Dirty Jimmy Hoffa and Dirty Jimmy DiAngelo.
“—brothers!—”
“—union of scabs—”
“—look who’s talking!—”
“—whaddya mean, DiAngelo?—”
“—raided every union you could—”
It was true. Hoffa’s Teamsters had reached or tried to reach far beyond truck drivers, trying to absorb longshoremen, construction workers, bakers, whatever—
“—even organized dirty cops, now didn’tya, Hoffa—”
“—power in membership numbers—”
“—including prison guards? maybe even while you were inna joint—?”
That brought Ho
ffa up short in the act of loading a shovelful of coal. “Why not, DiAngelo?” he snarled, just before it got him a jolt from the nearest demon’s pitchfork.
“—would even organize these bastards too. Whatsa difference, right, Hoffa—?”
His own words were enough to bring Dirty Jimmy DiAngelo up short and earn him a demonic electronic poke in the ass.

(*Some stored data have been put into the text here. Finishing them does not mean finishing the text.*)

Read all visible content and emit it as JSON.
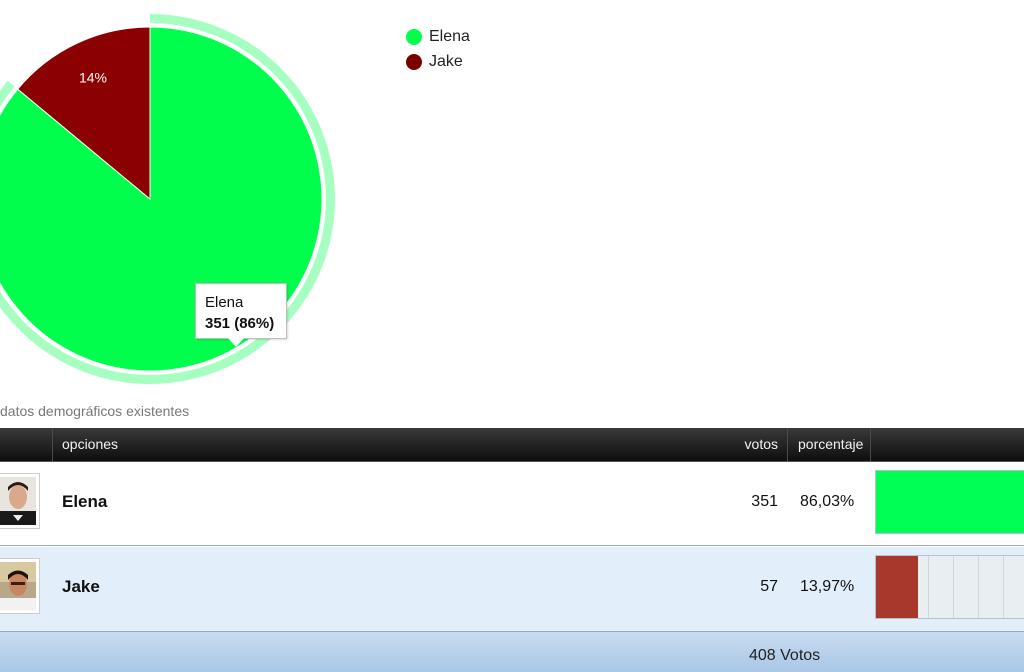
{
  "chart_data": {
    "type": "pie",
    "slices": [
      {
        "label": "Elena",
        "value": 351,
        "percent": 86,
        "color": "#00ff4c"
      },
      {
        "label": "Jake",
        "value": 57,
        "percent": 14,
        "color": "#8b0000"
      }
    ],
    "data_labels": [
      "14%"
    ],
    "legend": [
      "Elena",
      "Jake"
    ],
    "legend_placement": "top-right",
    "highlighted": "Elena"
  },
  "tooltip": {
    "name": "Elena",
    "value_text": "351 (86%)"
  },
  "demographics_text": "datos demográficos existentes",
  "table": {
    "headers": {
      "options": "opciones",
      "votes": "votos",
      "percent": "porcentaje"
    },
    "rows": [
      {
        "name": "Elena",
        "votes": "351",
        "percent": "86,03%",
        "share": 0.8603,
        "color": "#00ff55"
      },
      {
        "name": "Jake",
        "votes": "57",
        "percent": "13,97%",
        "share": 0.1397,
        "color": "#a8382b"
      }
    ],
    "total": "408 Votos"
  }
}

“Why not, Hoffa?” he grunted as they double timed across the boiler room toward their fire-box gates. Seven foot tall red demons they might be, but jobwise, what were Satan’s goons but cops and prison guards? And near as Jimmy DiAngelo could tell, their working conditions were even worse than those of the lettuce pickers before César Chávez organized them. Seven-day weeks. Twenty-four-hour days. No lunch break. No toilet breaks at all. What was their wage? Were they even paid?
“Easy pickings, Hoffa,” DiAngelo told him as they fed the furnace together right under the noses of two of the prospective membership. “You ever seen workers laboring under worse conditions than these guys?”
“You nuts, DiAngelo?”
“Ex-president thereof,” Dirty Jimmy told him as they dashed back to the coal pile. “NUTS with great big capital letters.”
“Unionize Hell?”
“They said you couldn’t organize the temps …”
“Scabs, DiAngelo!”
“Whatever you wanna call ’em, I gave ’em a union, didn’t I?” Dirty Jimmy told him as they filled their shovels. “Otherwise would I even be here?”
“Dunno …”
“Got anything better t’do down here, Hoffa—?”
Dante had placed his silly fictional version of the Devil in a lake of ice at the bottom of a Hell that was an immense terraced pit; the real CEO of the real Hell thought that quite ridiculous. But it had given Lucifer the idea for the Control Room. He wasn’t about to plant his ass in a frozen lake, but observing and directing the proceedings from the bottom of a terraced 360-degree surround of monitor-like images of his various virtual tortures, like a television director broadcasting a reality show called Damned in Hell, made convenient sense.